All of the above have led the European Center for Disease Prevention and Control COnclude Although some COVID-19 cases are detected at airports through temperature-detection procedures, evidence suggests that such measures are not effective overall.
In the UK, Medicines and Healthcare Products Regulatory Agency has done a similar Warn “Temperature screening products, some of which make direct claims to screen for COVID-19, are not a reliable way to detect if people have the virus.” Also in the Canadian Agency for Health, Drugs and Technologies Noted Years ago that “the accuracy of an infrared skin thermometer is similar and requires more research.”
hand-eye coordination
Given that the need for an accurate mass-screening method remains, and that infrared thermometers are already very popular, what can be done to improve their accuracy?
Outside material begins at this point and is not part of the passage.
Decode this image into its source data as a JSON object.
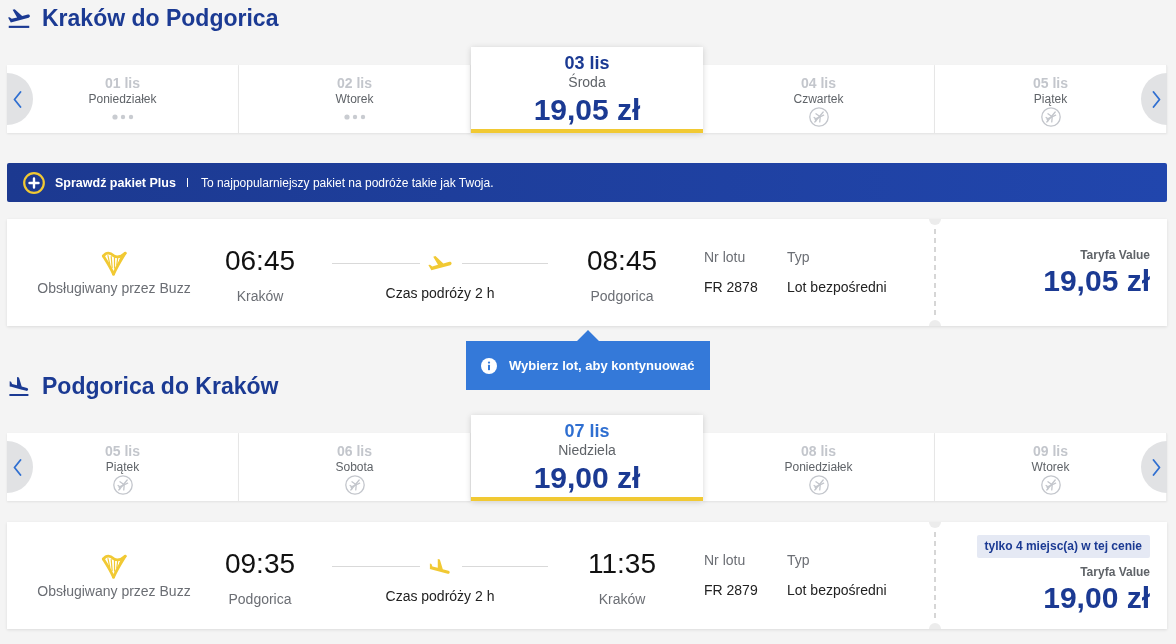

one way We checked Might stick with the same kit, but how it changes is of little use. We know that extremes of the body are more responsive to the overall thermal profile of the body – fingers that, for example, significantly increase or decrease their temperature, as the deeper body temperature rises slightly and decreases. goes. In contrast, the head – especially the corners of the eyes – are more consistent and reflective of deeper body temperatures.
Viewing these parts of the body and the difference in temperature between them can give a more accurate indication of whether the body temperature has increased due to fever. This will work because, in many scenarios in which body temperature increases, the temperature of the extremities also increases – for example in exercise, while drinking alcohol, overheating when wearing too many clothes, and so on. As a result, the difference between the temperature of the eye and the fingers decreases.
But with fever, deep body temperature rises Hands get cold, So the difference between eye and finger temperature increases. Therefore, a more accurate way to use an infrared thermometer on the screen for COVID-19 may be to measure the temperature of the hand and the corner of the eye and determine the difference.
This will not be correct. Other conditions may also increase this difference, including some age-related conditions. And, as we noted, not all infected people develop symptoms of fever. But this would be a step in the right direction, and is therefore worthy of further consideration. COVID-19 is unlikely to be the last pandemic, and we are responsible for future generations to learn what we can do to help prepare for this further.
By this article Mike tiptonProfessor of Human and Applied Physiology, University of Portsmouth And Igor Mexavic, Researcher in Automation, Biochabenetics and Robotics, Joseph Steffen Institute, and Adjack Professor Simon Fraser University Republished from chit chat Under a Creative Commons license. read the Original article.